The Art of Negotiation

Managing conflict is an essential part of any professional career. Professionals must work to find consensus when stakeholder interests’ diverge or conflict. Failure to reach agreements can be costly for all involved. In contrast, lasting agreements are those in which value is created, the process is fair, and the relationships are maintained or enhanced. This course will prepare students to be more effective negotiators. Students will learn about negotiations and managing conflict through experiential exercises. Through the use the role-plays or negotiation games, students will learn about themselves, how they respond to conflict, and strategies to work through these conflicts. The exercises will be key to illustrate the relevance of negotiation theory, strategies for conflict management, and best practices.

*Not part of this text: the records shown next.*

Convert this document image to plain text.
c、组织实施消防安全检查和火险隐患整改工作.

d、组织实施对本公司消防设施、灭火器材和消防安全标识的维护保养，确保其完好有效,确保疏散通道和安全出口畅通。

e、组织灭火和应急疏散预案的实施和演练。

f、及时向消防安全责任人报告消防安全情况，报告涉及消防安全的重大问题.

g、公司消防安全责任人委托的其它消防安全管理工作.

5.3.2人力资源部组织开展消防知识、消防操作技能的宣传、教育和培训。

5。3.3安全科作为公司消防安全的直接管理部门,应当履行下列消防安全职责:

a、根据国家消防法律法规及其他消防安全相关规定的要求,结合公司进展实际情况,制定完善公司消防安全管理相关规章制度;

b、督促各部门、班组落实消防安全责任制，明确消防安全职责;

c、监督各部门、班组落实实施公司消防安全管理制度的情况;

Citizen Engagement for Behaviour Change: The Good, the Bad and the Ugly

Cities increasingly adopt information and communication technologies to offer optimal services, promote sustainability, climate resilience, innovation, and ultimately create smart cities. Smart cities rely on information/real-time feedback to help citizens make better decisions. However, individual and social factors influence how we use information and make decisions. In this course we cover concepts in decision sciences and use experiments to understand decision-making and citizen engagement that depend on citizens’ mutual learning, trust and reciprocity (the good), can be affected by behavioural biases (the bad), and manipulated by interested groups (the ugly). Through active exercises, we address opportunities and challenges to improve citizen engagement while preventing the perils of malfunctioning and manipulation of public participation, especially in large, modern and fast-growing cities.

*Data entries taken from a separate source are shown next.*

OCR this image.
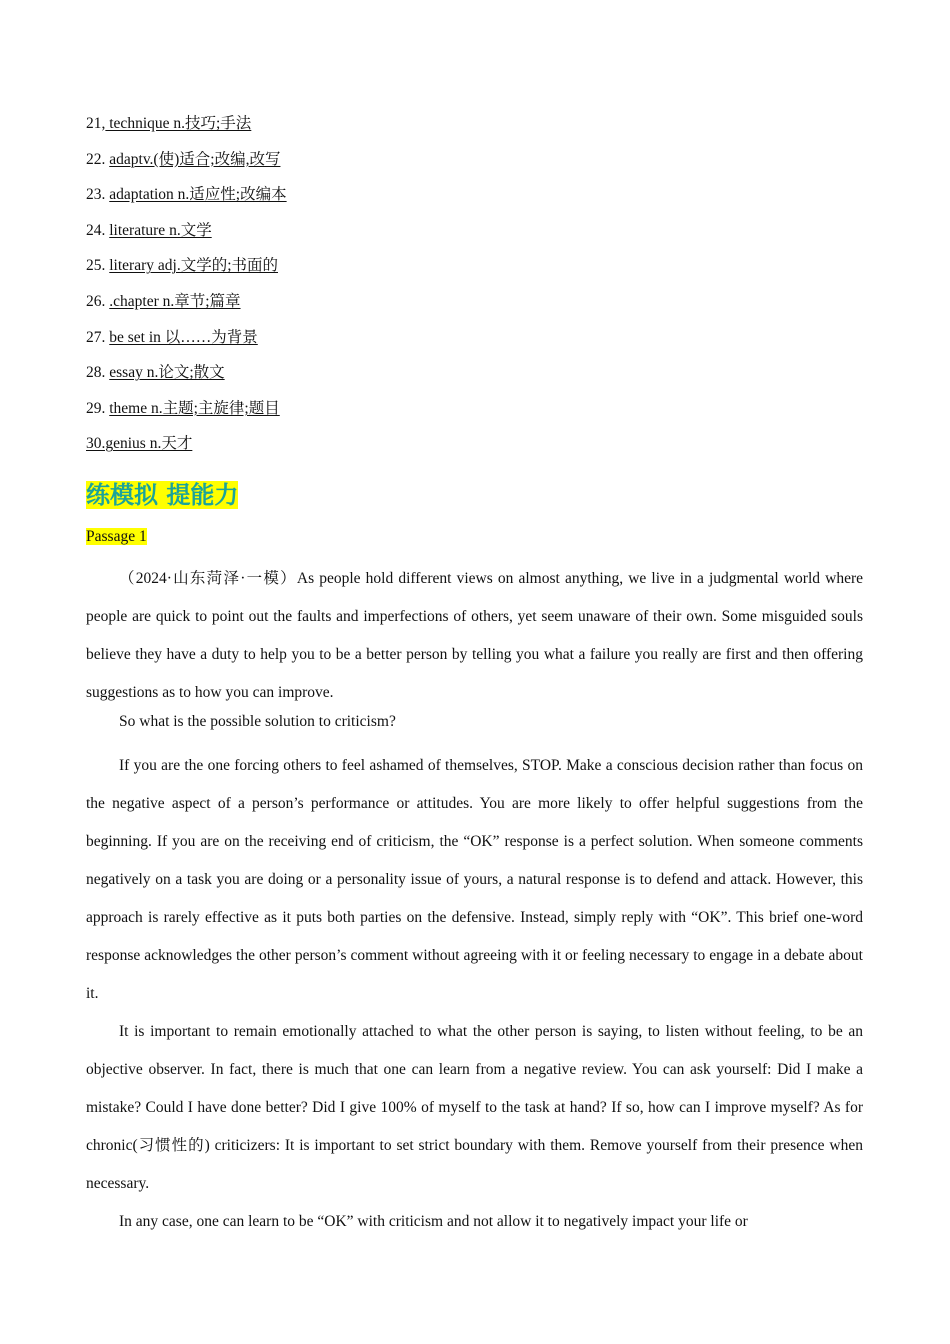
21, technique n.技巧;手法
22. adaptv.(使)适合;改编,改写
23. adaptation n.适应性;改编本
24. literature n.文学
25. literary adj.文学的;书面的
26. .chapter n.章节;篇章
27. be set in 以……为背景
28. essay n.论文;散文
29. theme n.主题;主旋律;题目
30.genius n.天才
练模拟 提能力
Passage 1

（2024·山东菏泽·一模）As people hold different views on almost anything, we live in a judgmental world where people are quick to point out the faults and imperfections of others, yet seem unaware of their own. Some misguided souls believe they have a duty to help you to be a better person by telling you what a failure you really are first and then offering suggestions as to how you can improve.

So what is the possible solution to criticism?

If you are the one forcing others to feel ashamed of themselves, STOP. Make a conscious decision rather than focus on the negative aspect of a person’s performance or attitudes. You are more likely to offer helpful suggestions from the beginning. If you are on the receiving end of criticism, the “OK” response is a perfect solution. When someone comments negatively on a task you are doing or a personality issue of yours, a natural response is to defend and attack. However, this approach is rarely effective as it puts both parties on the defensive. Instead, simply reply with “OK”. This brief one-word response acknowledges the other person’s comment without agreeing with it or feeling necessary to engage in a debate about it.

It is important to remain emotionally attached to what the other person is saying, to listen without feeling, to be an objective observer. In fact, there is much that one can learn from a negative review. You can ask yourself: Did I make a mistake? Could I have done better? Did I give 100% of myself to the task at hand? If so, how can I improve myself? As for chronic(习惯性的) criticizers: It is important to set strict boundary with them. Remove yourself from their presence when necessary.

In any case, one can learn to be “OK” with criticism and not allow it to negatively impact your life or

Cultural Industries in Vancouver: The Once-Secret Life of Family Food

This course is aimed at stimulating student interest in a range of careers: business/marketing, economic development, community planning, hospitality, photography and media studies, anthropology, history and heritage conservation, computer programming, and social advocacy. By going ‘behind the scenes’ at restaurants and family food businesses in Vancouver, students will discover how family recipes get handed down over the generations and become a selling point for the city’s bespoke food industry. Students will research the city’s multicultural history of foods as social enterprise, family histories, photographically document food culture, and identify creative, successful, business practices. The instructor has several years’ experience with teaching material cultural analysis to MBA students in business school. Students will collaboratively design the template for a free, web-based HTML guide to Vancouver’s family food businesses, in consultation with Tourism Vancouver.

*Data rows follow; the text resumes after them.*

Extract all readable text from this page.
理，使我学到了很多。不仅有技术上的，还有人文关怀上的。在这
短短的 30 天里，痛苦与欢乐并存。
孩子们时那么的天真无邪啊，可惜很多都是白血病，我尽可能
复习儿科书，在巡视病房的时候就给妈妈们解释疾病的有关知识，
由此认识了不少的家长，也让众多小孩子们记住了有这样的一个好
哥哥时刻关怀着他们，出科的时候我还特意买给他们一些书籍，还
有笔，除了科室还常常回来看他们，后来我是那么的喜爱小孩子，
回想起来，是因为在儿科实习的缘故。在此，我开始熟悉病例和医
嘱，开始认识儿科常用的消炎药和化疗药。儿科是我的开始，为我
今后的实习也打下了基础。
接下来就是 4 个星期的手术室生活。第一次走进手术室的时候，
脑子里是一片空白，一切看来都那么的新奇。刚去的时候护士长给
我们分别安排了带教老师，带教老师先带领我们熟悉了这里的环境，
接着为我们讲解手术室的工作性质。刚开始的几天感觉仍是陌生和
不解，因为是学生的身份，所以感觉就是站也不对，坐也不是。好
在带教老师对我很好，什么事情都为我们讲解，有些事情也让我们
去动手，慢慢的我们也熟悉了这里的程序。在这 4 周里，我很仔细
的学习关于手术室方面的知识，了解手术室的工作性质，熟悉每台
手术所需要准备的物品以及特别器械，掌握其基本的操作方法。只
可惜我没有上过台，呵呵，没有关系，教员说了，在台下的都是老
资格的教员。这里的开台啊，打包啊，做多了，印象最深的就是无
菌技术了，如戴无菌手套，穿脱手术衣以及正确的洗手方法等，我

Past, Present and Future: Building from Vancouver’s Multicultural Planning History

Vancouver’s residents are comprised of different communities made up of different religions, ethnicities and cultural backgrounds. More than 40% of Vancouver residents were born in another country. These communities have shaped and transformed Vancouver’s social fabric, the local economy, and the built form of the city. In this course, students will connect issues such as urban development, gentrification, re-zoning, community-action projects, global immigration, and sustainability agendas with the ongoing evolution of intercultural understanding and multicultural cosmopolitanism in Vancouver. Through site visits to key locations throughout the city such as Chinatown, Stanley Park, Olympic Village and the False Creek Flats, students will unpack the diverse and complex history of the communities who contribute to city building processes in Vancouver. This course will include both classroom theory and lectures, as well as site visits with student reflection and discussion in the field.